Said's account does not follow a strictly chronological order, but he does relate several key events in his life: his forced passage to America, his escape and recapture, his time in prison, and his journey to the home of Jim Owen. Said references these events repeatedly, almost like a chorus, as in his summary conclusion that "I reside in this our country by reason of great necessity. Wicked men took me by violence and sold me to the Christians" (p.794). These recollections are interspersed with praise for the Owens: "This is an excellent family . . . I have known no want in the hand of Jim Owen" (pp. 794-795). Said also credits the Owens for his conversion to Christianity: "Jim Owen and his wife . . . read [the gospel] to me very much" (p. 794).

Two surviving artifacts of Said's Arabic writing provide insight into the complicated interplay between Christianity and Islam in his life. The first is a transcription of the 23rd Psalm, which Said had recorded in Arabic and which was later translated back into English by Professor R.D. Wilson of the Princeton Theological Seminary. The translation reveals that Said prefaced the psalm with the invocation, "In the name of God, the merciful and gracious. May God have mercy on the prophet Mohammed." (Foard "True"). The second artifact is a card bearing Said's Arabic script. Inscribed on the back is the following explanation in English: "The Lord's Prayer written in Arabic by Uncle Moreau (Omar) a native African, now owned by General Owen of Wilmington N. C. He is 88 years of age & a devoted Christian." The Arabic text, however, is not the Lord's Prayer, but actually a Koranic passage from Surat 110 ("The Help"), which predicts a mass conversion of unbelievers to Islam in which men will "[enter] the religion of Allah in companies" (University).

It is unclear how the writer of this English inscription came to believe that a passage from the Koran represented the Christian "Lord's Prayer," but this misapprehension of Said's Arabic text should serve as a caveat about his statement in the Autobiography that "now I pray 'Our Father,' etc" (p. 794). It is impossible to know which religion, or combination of religions—if any at all—Said embraced in his heart of hearts. But it is clear that his "conversion" to Christianity, undertaken, as he put it, "according to power" after his capture by "wicked men," represented a conflicted product of epistemological and physical violence. The contradictory accounts of the life of Omar ibn Said, including his own extant writings, reflect an identity that was always in danger of appropriation by dubious friends and that may forever be lost in translation.

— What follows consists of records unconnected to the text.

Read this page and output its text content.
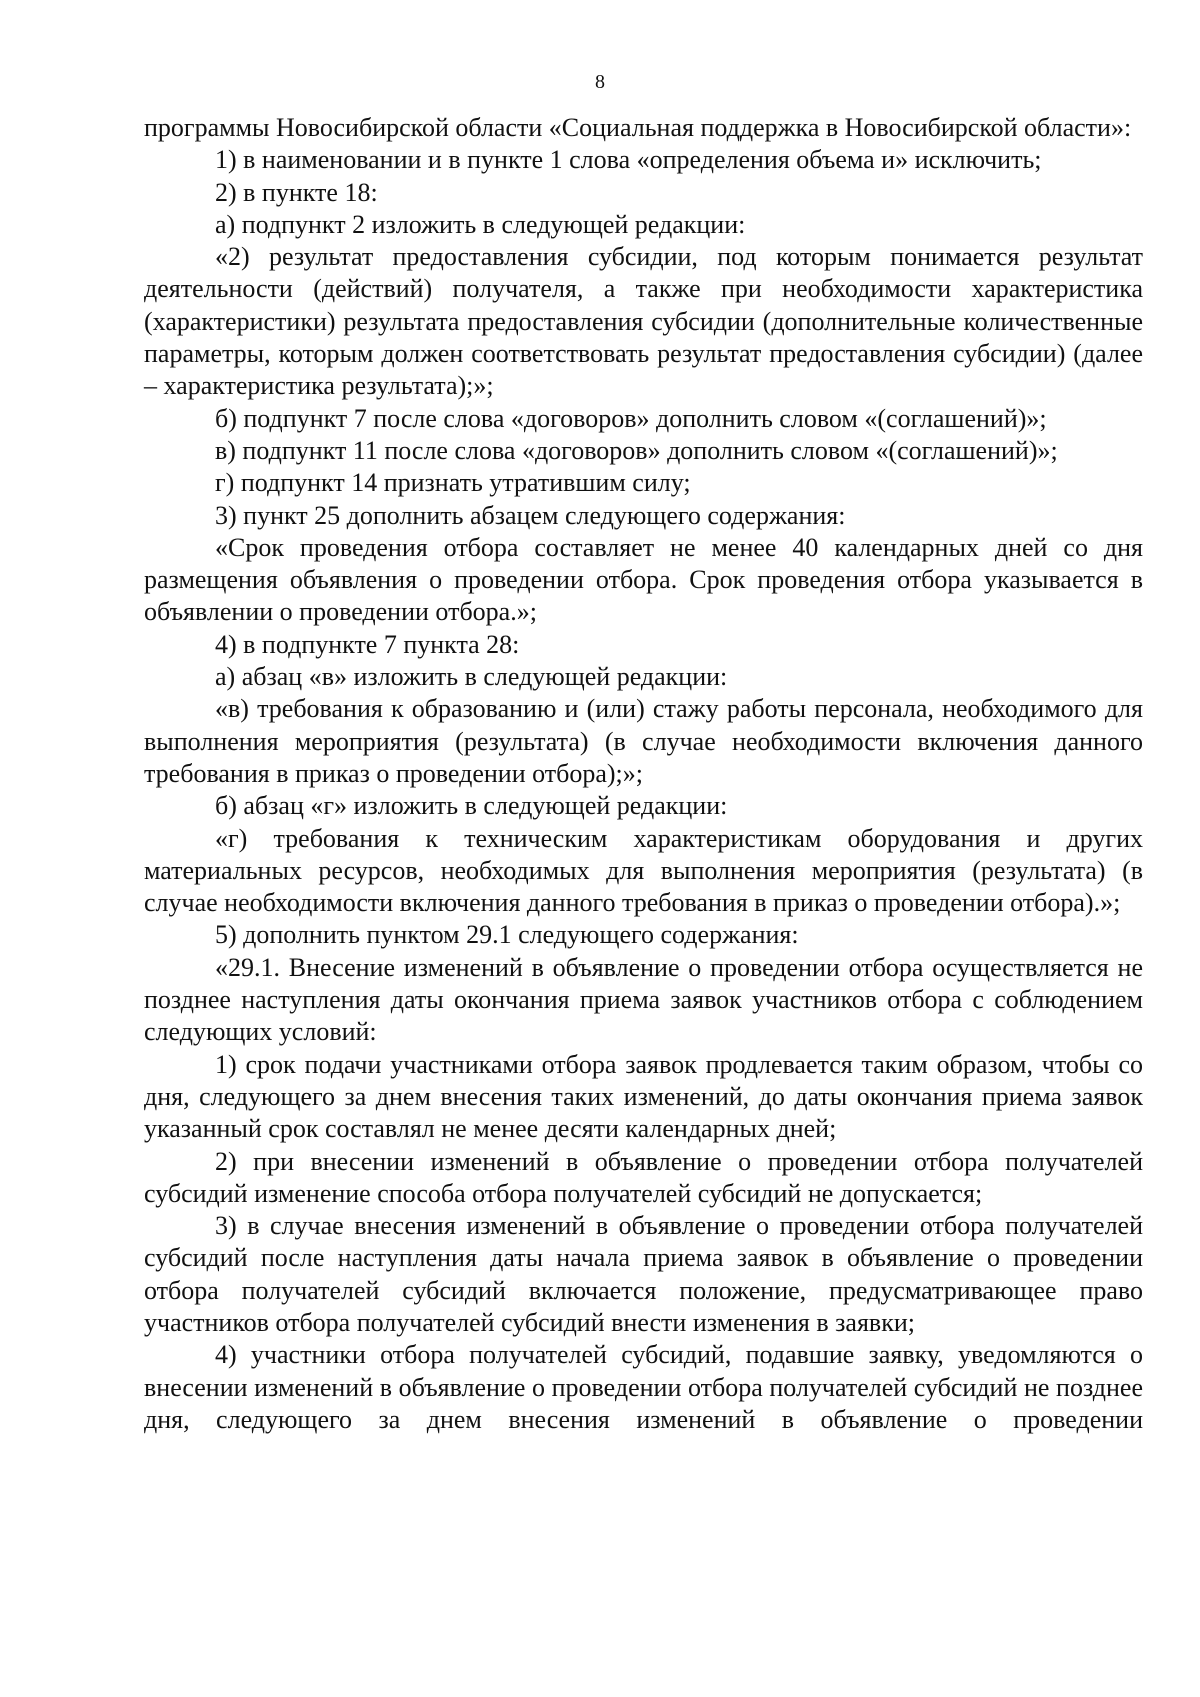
8

программы Новосибирской области «Социальная поддержка в Новосибирской области»:

1) в наименовании и в пункте 1 слова «определения объема и» исключить;

2) в пункте 18:

а) подпункт 2 изложить в следующей редакции:

«2) результат предоставления субсидии, под которым понимается результат деятельности (действий) получателя, а также при необходимости характеристика (характеристики) результата предоставления субсидии (дополнительные количественные параметры, которым должен соответствовать результат предоставления субсидии) (далее – характеристика результата);»;

б) подпункт 7 после слова «договоров» дополнить словом «(соглашений)»;

в) подпункт 11 после слова «договоров» дополнить словом «(соглашений)»;

г) подпункт 14 признать утратившим силу;

3) пункт 25 дополнить абзацем следующего содержания:

«Срок проведения отбора составляет не менее 40 календарных дней со дня размещения объявления о проведении отбора. Срок проведения отбора указывается в объявлении о проведении отбора.»;

4) в подпункте 7 пункта 28:

а) абзац «в» изложить в следующей редакции:

«в) требования к образованию и (или) стажу работы персонала, необходимого для выполнения мероприятия (результата) (в случае необходимости включения данного требования в приказ о проведении отбора);»;

б) абзац «г» изложить в следующей редакции:

«г) требования к техническим характеристикам оборудования и других материальных ресурсов, необходимых для выполнения мероприятия (результата) (в случае необходимости включения данного требования в приказ о проведении отбора).»;

5) дополнить пунктом 29.1 следующего содержания:

«29.1. Внесение изменений в объявление о проведении отбора осуществляется не позднее наступления даты окончания приема заявок участников отбора с соблюдением следующих условий:

1) срок подачи участниками отбора заявок продлевается таким образом, чтобы со дня, следующего за днем внесения таких изменений, до даты окончания приема заявок указанный срок составлял не менее десяти календарных дней;

2) при внесении изменений в объявление о проведении отбора получателей субсидий изменение способа отбора получателей субсидий не допускается;

3) в случае внесения изменений в объявление о проведении отбора получателей субсидий после наступления даты начала приема заявок в объявление о проведении отбора получателей субсидий включается положение, предусматривающее право участников отбора получателей субсидий внести изменения в заявки;

4) участники отбора получателей субсидий, подавшие заявку, уведомляются о внесении изменений в объявление о проведении отбора получателей субсидий не позднее дня, следующего за днем внесения изменений в объявление о проведении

Works Consulted: African Online Digital Library, "The History and Culture of Futa Toro, Senegal and Mauritania", referenced 5 Oct 2007; Barry, Ellen, "Owning Omar," The Boston Phoenix online, 6 Jul 1998, 22 Feb 2008, http://weeklywire.com/ww/07-06-98/boston_feature_1.html; Foard, John Frederick, "A True Story of an African Prince in a Southern Home," North America and Africa: Their Past, Present and Future, and Key to The Negro Problem, Statesville, NC: Brady, 1904; Foard, John Frederick, "Scrapbook of John Frederick Foard," Chapel Hill: University of North Carolina Library, North Carolina Collection; Harris, Carrie A., "Omeroh," The South-Atlantic: A Monthly Magazine of Literature, Science and Art, Vol. VI, No. 2 (Sept 1880): 97-100; Powell, William S., ed., "Omar ibn Said, b. 1770?" Dictionary of North Carolina Biography, Chapel Hill: University of North Carolina Press, 1996, referenced 26 Oct 2007; "Prince Moro," The Christian Advocate, Philadelphia: July 1825, 306-307; Said, Omar ibn, "Surat al-Nasr," ; Said, Omar ibn, "Autobiography of Omar ibn Said, Slave in North Carolina, 1831," The American Historical Review, Vol. 30, No. 4 (Jul., 1925), pp. 787-795; "Uncle Moreau," The North Carolina University Magazine, Vol. III, No. 7 (Sept 1854): referenced 26 Oct 2007; University of Michigan Digital Library Production Service, The Koran, M.H. Shakir, transl., The Online Book Initiative, Tahrike Tarsile Qur'an, Inc., 1983, referenced 12 Oct 07.